Nitin Kashinath Raut (born 9 October 1952) is an Indian politician, Businessman and social activist from Maharashtra. He was a former Cabinet minister in the Uddhav Thackeray ministry, Government of Maharashtra. He is the Working President of the Indian National Congress party Maharashtra and Chairman AICC (All India Congress Committee) for SC Department. He was the Cabinet Minister of Employment Guarantee and Water Conservation in the Government of Maharashtra, India until 2014.

==Political career==

He was elected to the Maharashtra Legislative Assembly from Nagpur North constituency, in Nagpur district consecutively in the 1999, 2004 and 2009 elections. As of 2014 he served as a Maharashtra Cabinet Minister for Employment Guarantee Scheme and Water Conservation. He was former Minister for Animal Husbandry, Dairy Development, and Fisheries, Home, Jail, State Labor and Excise Department.

==Held positions==
- 1999 – 2004: Member of Maharashtra Legislative Assembly (1st term)
- 2004 – 2009: Member of Maharashtra Legislative Assembly (2nd term)
- 2008 - 2009 : Maharashtra state minister for Department of Home, Prison, State Labor and Excise
- 2009 – 2014: Member of Maharashtra Legislative Assembly (3rd term)
- 2009 - 2014 : Maharashtra Cabinet minister for Horticulture, Fisheries, Animal Husbandry, Dairy Development, Employment Guarantee Scheme and Water Resources
- 2009 - 2014 : Appointed guardian minister of Yavatmal District
- 2019 – current : Member of Maharashtra Legislative Assembly (4th term)
- 2019 – 2019 : Cabinet minister for Public Works (excluding PSUs), Tribal Development, Women and Child Development, Textiles, Relief and Rehabilitation, Other Backward Classes, Socially and Educationally Backward Classes, Deprived Castes, Nomadic Tribes and Special Backward Classes Welfare
- 2019 – 2022 : Maharashtra Cabinet Minister for Renewable Energy and Energy Department
- 2020 - 2022 : Guardian minister of Nagpur district

=== Other positions ===

He became the Vice President of Maharashtra Pradesh Congress Committee (MPCC) in 2001.
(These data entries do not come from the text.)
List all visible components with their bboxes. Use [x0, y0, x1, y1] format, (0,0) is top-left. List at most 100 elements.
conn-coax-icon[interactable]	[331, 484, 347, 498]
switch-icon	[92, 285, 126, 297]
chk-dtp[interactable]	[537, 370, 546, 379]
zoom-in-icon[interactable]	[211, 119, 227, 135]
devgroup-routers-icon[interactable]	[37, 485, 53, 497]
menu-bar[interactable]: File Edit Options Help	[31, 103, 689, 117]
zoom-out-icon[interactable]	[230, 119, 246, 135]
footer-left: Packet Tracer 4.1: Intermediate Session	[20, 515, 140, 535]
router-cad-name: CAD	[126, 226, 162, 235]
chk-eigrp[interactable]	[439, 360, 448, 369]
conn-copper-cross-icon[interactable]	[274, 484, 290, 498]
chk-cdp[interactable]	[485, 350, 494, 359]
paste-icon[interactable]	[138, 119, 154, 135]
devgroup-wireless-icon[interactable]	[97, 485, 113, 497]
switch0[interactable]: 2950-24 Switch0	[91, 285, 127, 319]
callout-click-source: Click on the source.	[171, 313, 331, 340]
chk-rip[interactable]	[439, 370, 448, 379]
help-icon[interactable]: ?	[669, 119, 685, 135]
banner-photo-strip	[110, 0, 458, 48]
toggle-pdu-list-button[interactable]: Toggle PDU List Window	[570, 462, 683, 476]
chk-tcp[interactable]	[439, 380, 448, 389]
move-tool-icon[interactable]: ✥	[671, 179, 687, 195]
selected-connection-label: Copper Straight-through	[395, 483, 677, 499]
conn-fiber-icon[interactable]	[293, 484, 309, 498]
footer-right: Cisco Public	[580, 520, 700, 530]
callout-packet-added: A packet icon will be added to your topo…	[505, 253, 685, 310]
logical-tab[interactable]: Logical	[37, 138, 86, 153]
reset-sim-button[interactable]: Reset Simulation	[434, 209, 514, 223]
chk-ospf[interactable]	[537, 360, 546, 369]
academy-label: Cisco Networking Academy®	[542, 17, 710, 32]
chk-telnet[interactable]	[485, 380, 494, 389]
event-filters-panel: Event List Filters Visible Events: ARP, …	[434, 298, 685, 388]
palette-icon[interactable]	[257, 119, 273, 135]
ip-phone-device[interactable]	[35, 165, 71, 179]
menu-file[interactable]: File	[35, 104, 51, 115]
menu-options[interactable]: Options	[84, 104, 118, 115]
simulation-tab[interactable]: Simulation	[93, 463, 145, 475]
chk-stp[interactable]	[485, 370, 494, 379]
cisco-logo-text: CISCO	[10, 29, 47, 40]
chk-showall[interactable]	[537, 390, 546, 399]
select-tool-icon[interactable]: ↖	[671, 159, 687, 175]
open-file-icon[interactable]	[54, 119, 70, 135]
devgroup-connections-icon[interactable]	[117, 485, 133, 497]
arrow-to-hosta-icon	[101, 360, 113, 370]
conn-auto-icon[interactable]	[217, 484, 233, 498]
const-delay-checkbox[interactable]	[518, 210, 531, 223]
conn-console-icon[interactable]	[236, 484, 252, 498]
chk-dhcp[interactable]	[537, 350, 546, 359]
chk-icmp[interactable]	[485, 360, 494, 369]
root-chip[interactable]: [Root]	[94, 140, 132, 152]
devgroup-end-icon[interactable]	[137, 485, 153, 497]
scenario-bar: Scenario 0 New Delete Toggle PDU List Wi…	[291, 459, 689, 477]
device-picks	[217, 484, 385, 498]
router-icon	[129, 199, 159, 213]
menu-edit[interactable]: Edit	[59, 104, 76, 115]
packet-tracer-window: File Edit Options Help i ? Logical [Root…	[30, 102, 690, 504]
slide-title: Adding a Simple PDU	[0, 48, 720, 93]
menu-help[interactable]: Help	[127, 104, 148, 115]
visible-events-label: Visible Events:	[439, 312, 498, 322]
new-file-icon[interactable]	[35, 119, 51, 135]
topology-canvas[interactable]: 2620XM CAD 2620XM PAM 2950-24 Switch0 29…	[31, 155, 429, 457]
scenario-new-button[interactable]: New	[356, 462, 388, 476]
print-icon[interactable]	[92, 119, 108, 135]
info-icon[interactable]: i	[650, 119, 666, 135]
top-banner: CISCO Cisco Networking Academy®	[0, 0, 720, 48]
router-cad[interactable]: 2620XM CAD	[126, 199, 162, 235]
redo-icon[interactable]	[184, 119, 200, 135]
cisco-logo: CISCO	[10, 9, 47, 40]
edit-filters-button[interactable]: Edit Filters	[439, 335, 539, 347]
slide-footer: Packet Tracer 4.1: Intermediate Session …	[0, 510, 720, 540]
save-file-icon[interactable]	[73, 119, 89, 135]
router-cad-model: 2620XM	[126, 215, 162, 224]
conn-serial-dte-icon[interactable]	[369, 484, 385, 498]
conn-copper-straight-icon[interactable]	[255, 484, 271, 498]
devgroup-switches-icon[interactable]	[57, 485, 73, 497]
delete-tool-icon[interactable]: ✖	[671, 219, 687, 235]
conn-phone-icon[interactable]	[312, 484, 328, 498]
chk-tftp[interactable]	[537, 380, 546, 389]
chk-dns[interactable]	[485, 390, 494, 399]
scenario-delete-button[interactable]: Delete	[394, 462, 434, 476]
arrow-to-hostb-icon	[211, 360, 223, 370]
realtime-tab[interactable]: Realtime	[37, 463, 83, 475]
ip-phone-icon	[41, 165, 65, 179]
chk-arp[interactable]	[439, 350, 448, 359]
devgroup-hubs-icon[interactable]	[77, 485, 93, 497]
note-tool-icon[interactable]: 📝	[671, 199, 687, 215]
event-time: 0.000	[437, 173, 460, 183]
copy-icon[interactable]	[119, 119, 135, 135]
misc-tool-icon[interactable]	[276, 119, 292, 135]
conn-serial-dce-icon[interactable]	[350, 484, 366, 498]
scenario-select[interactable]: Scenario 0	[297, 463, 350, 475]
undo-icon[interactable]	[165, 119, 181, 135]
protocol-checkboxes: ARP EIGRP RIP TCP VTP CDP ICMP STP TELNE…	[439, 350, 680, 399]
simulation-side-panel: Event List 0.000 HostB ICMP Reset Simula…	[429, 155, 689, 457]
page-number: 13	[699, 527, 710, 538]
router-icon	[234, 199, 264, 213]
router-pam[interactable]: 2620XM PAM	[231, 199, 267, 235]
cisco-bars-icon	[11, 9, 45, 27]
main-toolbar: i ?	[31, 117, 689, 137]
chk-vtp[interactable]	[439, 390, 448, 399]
He served as the General Secretary MPCC.

He is an active member of the MPCC Core Group and Media Committee.

He began serving as a member of the All India Congress Committee in 2001.

Empowered Action Group of Leaders and Experts (EAGLE) Committee Member

==Books and publications==
- Buddhist Marriage and Succession Act, 2007
- Dr. Babasaheb Ambedkar's views on Birth Control and its Relevance with Modern India
- Buddhism and Dalit: Social Philosophy and Tradition

== Personal life ==
His family, inspired by B. R. Ambedkar, follows Buddhism and he strongly believes in Buddhist philosophy.

==Social work==
Nitin Raut carries out social work through 'Sankalp', an NGO that works to aid Dalits and other downtrodden people. It provides relief to victims of natural and man-made calamities such as floods and communal riots.